The goal is to replicate this type of device:
Theory of Operation
- The falling mass starts at the top of (or partway up) the tower and has a string tied to it that travels over a pulley at the top and down to the driving axle, where it wraps around a number of times and is then anchored to the axle.
- You change your scrambler to match the target distance by winding the string around the axle a different number of rotations. More rotations = more distance.
- As the weight falls, it forces the string to unwind off of the driving axle, making the wheels spin.
- Build to the maximum height limit
- Add cross bracing to keep the tower from twisting
- Keep the interior as snag-free as possible to prevent the string or weight from getting hung up
- Add a pulley at the very peak of the tower in the center
- K'nex may not be strong enough for the pulley's axle, so you may have to use a pencil or small dowel/metal rod
- Based on the MAX HEIGHT and MAX TRACK distances for the year, along with your drive axle's circumference, determine the minimum size for your wheels.
- The number of wraps the string can make around your axle depends on the height of the tower and the circumference of the axle. Larger axles will provide more torque, but less distance.
- The size of the wheels will determine how far your device travels per axle wrapping.

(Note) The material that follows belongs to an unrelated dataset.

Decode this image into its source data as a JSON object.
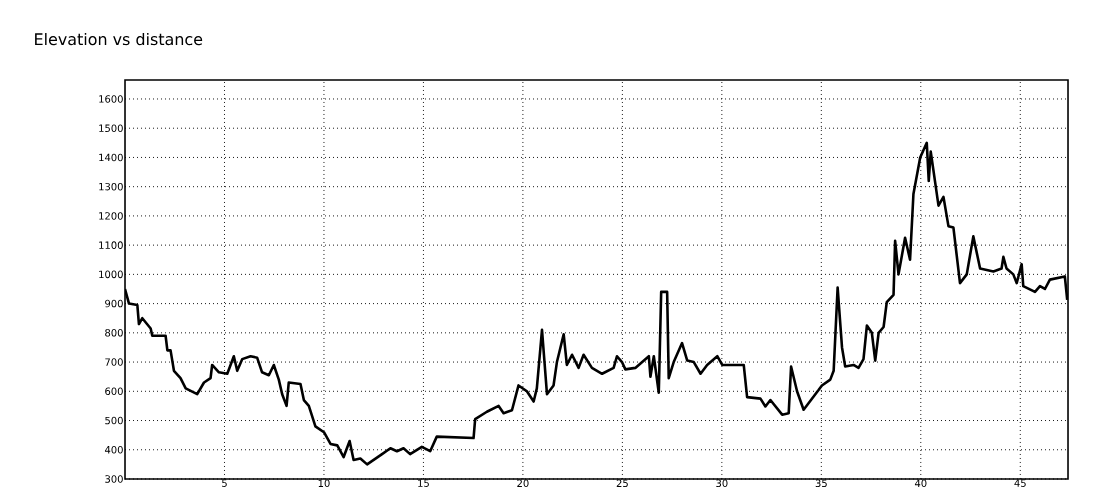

Larger wheels will let you go farther, but at the cost of torque.
- K'nex makes a variety of wheels and, as long as they are big enough, they will get you the distance.
- As long as you don't mind losing some K'nex to the terrors of hot glue, you can easily attach any number of wheel-alternatives to your axles. CDs and 7" vinyls (grandma's house) come to mind.
The Falling Mass
- The mass pictured above was made out of a tin can, marbles, duct tape, and a coat hanger.
- Improvise or steal from your physics teacher.
- This has become more challenging in the recent seasons because of the strict dimension requirements that have been imposed.
- Use wood, metal, or hard plastic. Don't leave any room to let it be ruled "not smooth" or "not rigid".
- Find a piece of strap wood and cut it down to size.
- Apply lots of hot glue.
- Braking is the hardest part of a K'nex scrambler.
- The simplest solution is to let the weight hit the ground and drag (the scrambler will stop when the weight hits the rear axle).
- Consider more complex breaking systems, like the weight pressing a high-friction pad to the floor, only if you have the time.
- Low-cost is not synonymous with "failure" or "broken egg", but it will be if you don't adequately test the device.
- If you are just letting the weight drag the tower to a stop, your breaking distance will vary with speed. This means you cannot simply extrapolate for the entire course based on two measurements.
- Do test runs at half meter intervals.
- AIM to fall SEVERAL inches short - you do not have the best breaking system out there, even if you went with a more complex one. You can't stop on a dime. You don't want to break the egg, so don't risk it.
Weaknesses in the Design
- Brakes have already been mentioned as a problem area.
- Because your scrambler is running off of a constant force throughout the entire run, rather than a high initial force, it will take you a lot longer to get up to your highest velocities. You can help this by wrapping the string around a cone or series of disks of decreasing diameter:
This lets the scrambler have more initial torque when it is starting out, but then moves to "cruising speed"
- This scrambler design works
- It isn't the best, but it doesn't really cost you anything to build.
- You can make it in an hour or two, excluding testing
- You get to compete and earn your team points.